Ukrainian officials denied involvement as two anti-Kremlin military units within Kyiv's forces claimed responsibility, while Moscow blamed it on a Ukrainian “sabotage group.”
While some, such as RT editor-in-chief Margarita Simonyan, held back in expressing their opinions, others moved to vocally criticize Russia’s top military brass for negligence and lack of preparedness for the incident.
The lack of unified response signals that the attack caught both Russian officials and propagandists off guard, according to analysts at the U.S.-based Institute for the Study of War.
The Moscow Times has collected some of the most notable reactions to the attack:
The leader of the Wagner mercenary group used the attack as yet another opportunity to criticize Russian Defense Ministry officials with whom he has been publicly feuding for months.
“I believe it was the border services who fearlessly and responsibly stood up to this sabotage group. But where the military was when the sabotage group stormed in — that’s an important question that should be addressed to the military leadership,” said Prigozhin.
“As far as I know, the military department is not bothering with strengthening our borders,” he added.
Prigozhin later expanded his criticism to local officials in border regions, accusing them of stealing funds allocated for fortifications of the border areas and “fooling around” instead of protecting their country.
The Kremlin-aligned war correspondent and pundit echoed Prigozhin’s frustration with the military officials and intelligence services who, in his opinion, allowed the attack to happen.
“There are some questions with no answers [yet] given. Actually, there are answers to them, but they are very unpleasant,” Kots wrote on his Telegram channel, where he followed up with a list of questions to Russian officials, including about a lack of anti-tank fortifications and mined areas near the border.
Former President Dmitry Medvedev called the organizers of the Monday attack “thugs and saboteurs,” while asking the authorities to “kill them off like rats,” according to a statement cited by TASS.
Medvedev, the current deputy chair of Russia's Security Council, also accused Ukraine of lying in its denial of responsibility for the attack and said that the “Kyiv regime” together with the U.S. and the European Union were fully responsible for the attack.
Girkin, a former commander of separatist forces in eastern Ukraine, called the Monday incursion a Kyiv-orchestrated propaganda effort aimed at boosting Ukrainian morale in light of its looming counteroffensive.
“I have predicted these kinds of raids that signal a possible soon-to-come offensive by the enemy on other fronts. [These raids] have the aim to district Russian military personnel and equipment,” Girkin wrote on Telegram.
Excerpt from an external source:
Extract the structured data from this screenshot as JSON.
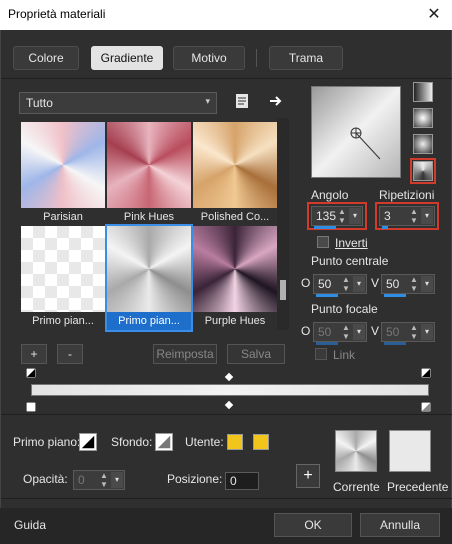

The former adviser to President Vladimir Putin called the Belgorod incursion “Zelensky’s attempt to hide negative effects of the Bakhmut defeat,” but predicted that the incident would prompt the Russian public to back more active strikes on Ukraine and demand the takeover of the northeastern Ukrainian city of Kharkiv.
“'Putin, [you] must be harsher and harsher’ is the new demand of the people,” wrote Markov.
The news of the incursion was not only placed far from the front pages of Russia’s flagship state-run newspaper Rossiyskaya Gazeta but also buried as a part of a different story related to what the Kremlin calls its “special military operation,” according to the BBC’s Steve Rosenberg.
Another state-linked newspaper, Moskovsky Komsomolets, said the “terrorist raid” in Belgorod was orchestrated by Ukraine under “the command of shadow NATO instructors,” as shown in the BBC video.